Although tactical concurrals are rarely used,71 this signaling feature may present an appealing tool to judges seeking a swifter path to finality and resolution of circuit splits. As the tactically concurraling judges in New York acknowledged, the panel’s decision created a circuit split with “serious consequences.”72 The ruling allows the DOJ to withhold Byrne program funds from sanctuary cities in seven states, possibly depriving them of millions of dollars for criminal programs.73 Conversely, the scope of the decision allows sanctuary jurisdictions outside of the Second Circuit’s purview to continue to receive Byrne funding — and, because funding is divided among grantees, potentially more funding than they would normally receive.74 Finally, if the DOJ can impose immigration-related conditions on Byrne grantees’ criminal justice programs, it may impose other, noncriminal conditions on future funding.75
If the tactical concurral’s plea to the Court succeeds at gaining certiorari “next Term,”76 it will limit the dangers that this circuit split poses to the administration of the law77 and constitute an efficient use of judicial resources. Indeed, some tactical concurrals have met their goal by garnering Supreme Court review.78 And as dissentals proliferate, tactical concurrals may become more effective signals to the Court.

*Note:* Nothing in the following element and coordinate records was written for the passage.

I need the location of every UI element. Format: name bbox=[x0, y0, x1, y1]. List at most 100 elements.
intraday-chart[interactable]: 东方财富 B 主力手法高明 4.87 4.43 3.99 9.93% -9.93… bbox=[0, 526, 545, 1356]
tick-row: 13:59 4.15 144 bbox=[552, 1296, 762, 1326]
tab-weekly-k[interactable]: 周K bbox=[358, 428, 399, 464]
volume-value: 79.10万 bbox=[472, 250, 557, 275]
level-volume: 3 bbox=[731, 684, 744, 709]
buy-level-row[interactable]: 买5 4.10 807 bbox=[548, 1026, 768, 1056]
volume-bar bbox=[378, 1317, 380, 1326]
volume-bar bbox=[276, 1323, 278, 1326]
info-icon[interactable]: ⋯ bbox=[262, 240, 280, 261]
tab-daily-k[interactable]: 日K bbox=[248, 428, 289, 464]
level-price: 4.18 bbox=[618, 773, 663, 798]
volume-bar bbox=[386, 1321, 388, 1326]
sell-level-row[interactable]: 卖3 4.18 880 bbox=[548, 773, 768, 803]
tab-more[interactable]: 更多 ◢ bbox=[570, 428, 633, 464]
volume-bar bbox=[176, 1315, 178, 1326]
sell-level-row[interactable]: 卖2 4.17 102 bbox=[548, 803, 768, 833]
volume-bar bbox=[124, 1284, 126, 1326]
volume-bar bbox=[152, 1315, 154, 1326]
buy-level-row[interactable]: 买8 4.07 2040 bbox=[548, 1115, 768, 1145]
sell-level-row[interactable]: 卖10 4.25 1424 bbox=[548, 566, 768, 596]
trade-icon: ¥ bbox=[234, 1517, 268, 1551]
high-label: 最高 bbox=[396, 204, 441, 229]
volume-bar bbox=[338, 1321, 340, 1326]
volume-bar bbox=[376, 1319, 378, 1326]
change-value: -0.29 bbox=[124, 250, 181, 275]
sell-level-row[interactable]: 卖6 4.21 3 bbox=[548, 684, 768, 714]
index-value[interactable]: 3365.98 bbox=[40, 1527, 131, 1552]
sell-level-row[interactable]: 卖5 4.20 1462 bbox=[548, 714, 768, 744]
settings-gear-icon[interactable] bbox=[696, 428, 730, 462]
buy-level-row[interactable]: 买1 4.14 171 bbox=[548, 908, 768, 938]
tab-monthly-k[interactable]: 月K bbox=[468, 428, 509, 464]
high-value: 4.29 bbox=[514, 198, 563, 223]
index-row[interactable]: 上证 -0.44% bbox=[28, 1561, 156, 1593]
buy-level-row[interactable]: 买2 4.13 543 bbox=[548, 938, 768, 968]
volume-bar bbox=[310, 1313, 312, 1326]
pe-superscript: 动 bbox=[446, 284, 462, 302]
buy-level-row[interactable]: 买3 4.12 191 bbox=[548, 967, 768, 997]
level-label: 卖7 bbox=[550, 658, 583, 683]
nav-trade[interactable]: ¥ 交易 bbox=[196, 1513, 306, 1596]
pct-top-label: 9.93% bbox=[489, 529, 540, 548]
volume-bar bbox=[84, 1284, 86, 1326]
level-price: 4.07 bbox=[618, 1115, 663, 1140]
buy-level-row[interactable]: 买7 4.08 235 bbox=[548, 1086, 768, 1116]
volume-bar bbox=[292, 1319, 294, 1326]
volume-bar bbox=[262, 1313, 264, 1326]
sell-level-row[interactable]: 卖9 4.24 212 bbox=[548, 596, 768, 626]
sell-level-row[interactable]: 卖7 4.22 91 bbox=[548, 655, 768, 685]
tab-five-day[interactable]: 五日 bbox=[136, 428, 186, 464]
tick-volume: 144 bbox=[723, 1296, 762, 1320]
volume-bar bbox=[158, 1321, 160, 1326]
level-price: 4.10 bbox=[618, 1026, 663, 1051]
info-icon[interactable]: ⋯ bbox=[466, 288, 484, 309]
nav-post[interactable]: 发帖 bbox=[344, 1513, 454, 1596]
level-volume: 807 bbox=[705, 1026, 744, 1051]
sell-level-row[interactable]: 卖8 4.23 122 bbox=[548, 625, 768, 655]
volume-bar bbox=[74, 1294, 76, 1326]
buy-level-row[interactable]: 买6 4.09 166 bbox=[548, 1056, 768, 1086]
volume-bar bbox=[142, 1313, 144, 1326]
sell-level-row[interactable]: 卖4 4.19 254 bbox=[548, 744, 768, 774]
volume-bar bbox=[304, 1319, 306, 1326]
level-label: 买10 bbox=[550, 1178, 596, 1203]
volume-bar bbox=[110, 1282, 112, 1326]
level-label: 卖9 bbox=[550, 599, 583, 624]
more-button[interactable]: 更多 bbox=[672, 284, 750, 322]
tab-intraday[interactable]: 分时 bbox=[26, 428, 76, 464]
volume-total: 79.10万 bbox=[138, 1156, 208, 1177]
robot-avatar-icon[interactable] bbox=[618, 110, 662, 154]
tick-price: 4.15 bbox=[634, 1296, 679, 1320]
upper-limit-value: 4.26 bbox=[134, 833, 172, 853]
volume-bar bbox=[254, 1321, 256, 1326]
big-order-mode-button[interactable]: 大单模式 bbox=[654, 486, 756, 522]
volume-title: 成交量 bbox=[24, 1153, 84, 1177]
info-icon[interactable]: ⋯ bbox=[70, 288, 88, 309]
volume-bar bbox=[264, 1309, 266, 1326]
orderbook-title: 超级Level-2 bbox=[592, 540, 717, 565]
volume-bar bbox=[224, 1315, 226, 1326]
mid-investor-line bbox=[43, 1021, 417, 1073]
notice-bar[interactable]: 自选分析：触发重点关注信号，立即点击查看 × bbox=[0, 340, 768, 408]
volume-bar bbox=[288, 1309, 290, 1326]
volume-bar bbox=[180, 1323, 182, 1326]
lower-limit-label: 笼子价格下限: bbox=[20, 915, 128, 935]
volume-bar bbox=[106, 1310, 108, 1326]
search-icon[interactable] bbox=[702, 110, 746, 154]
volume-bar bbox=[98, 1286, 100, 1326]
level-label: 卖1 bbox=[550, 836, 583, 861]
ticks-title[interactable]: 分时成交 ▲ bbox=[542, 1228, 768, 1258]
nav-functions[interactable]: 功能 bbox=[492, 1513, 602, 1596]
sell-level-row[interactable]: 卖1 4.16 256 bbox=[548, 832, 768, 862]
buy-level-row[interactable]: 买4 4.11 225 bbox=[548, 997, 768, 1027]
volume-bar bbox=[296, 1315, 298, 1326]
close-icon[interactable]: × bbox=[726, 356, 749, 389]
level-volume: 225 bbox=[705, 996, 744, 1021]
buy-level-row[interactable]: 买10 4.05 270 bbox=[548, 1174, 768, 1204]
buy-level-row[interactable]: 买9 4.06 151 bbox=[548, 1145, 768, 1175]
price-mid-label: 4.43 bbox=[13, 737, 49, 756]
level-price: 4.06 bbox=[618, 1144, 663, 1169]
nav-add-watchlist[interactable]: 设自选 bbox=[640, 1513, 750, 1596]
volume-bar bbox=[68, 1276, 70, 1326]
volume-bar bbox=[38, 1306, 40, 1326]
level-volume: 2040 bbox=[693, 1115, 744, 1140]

But this possibility stands in tension with the reality of the Supreme Court’s shrinking docket,79 which prevents tactically concurraling judges from knowing that their strategy will pan out.80 Should tactical concurrals fail, they undermine courts’ perceived institutional legitimacy.81 Because the decision to deny rehearing en banc leaves untouched the law that sparked a tactical concurral, denial of certiorari cements in place a precedent that faces open disagreement. Should the Court deny certiorari in New York, it will solidify precedent that the tactically concurraling judges decried as unconstitutional,82 calling into question the judges’ own faith in the circuit’s decisionmaking process and legitimacy.83 In addition, if certiorari isn’t granted, a tactical concurral suggests that a judge prioritized a tactical goal over the well-being of the litigants and, detrimentally, failed to achieve this goal.84 This open disagreement and strategic maneuvering could decrease the courts’ legitimacy in a way that ultimately limits the efficacy of the judiciary.85
Judges Lohier and Hall, faced with a divisive issue and a divided circuit, likely viewed their tactical concurral as a tool to accelerate certiorari. But even if their votes to deny en banc review did not have a decisive effect on the outcome of the en banc petition, their decision to tactically concur will have a decisive impact on the judiciary if certiorari is denied. For their part, the judges appeared confident that certiorari was forthcoming.86 Only time will tell whether that assessment and the judges’ tactical decisions were correct.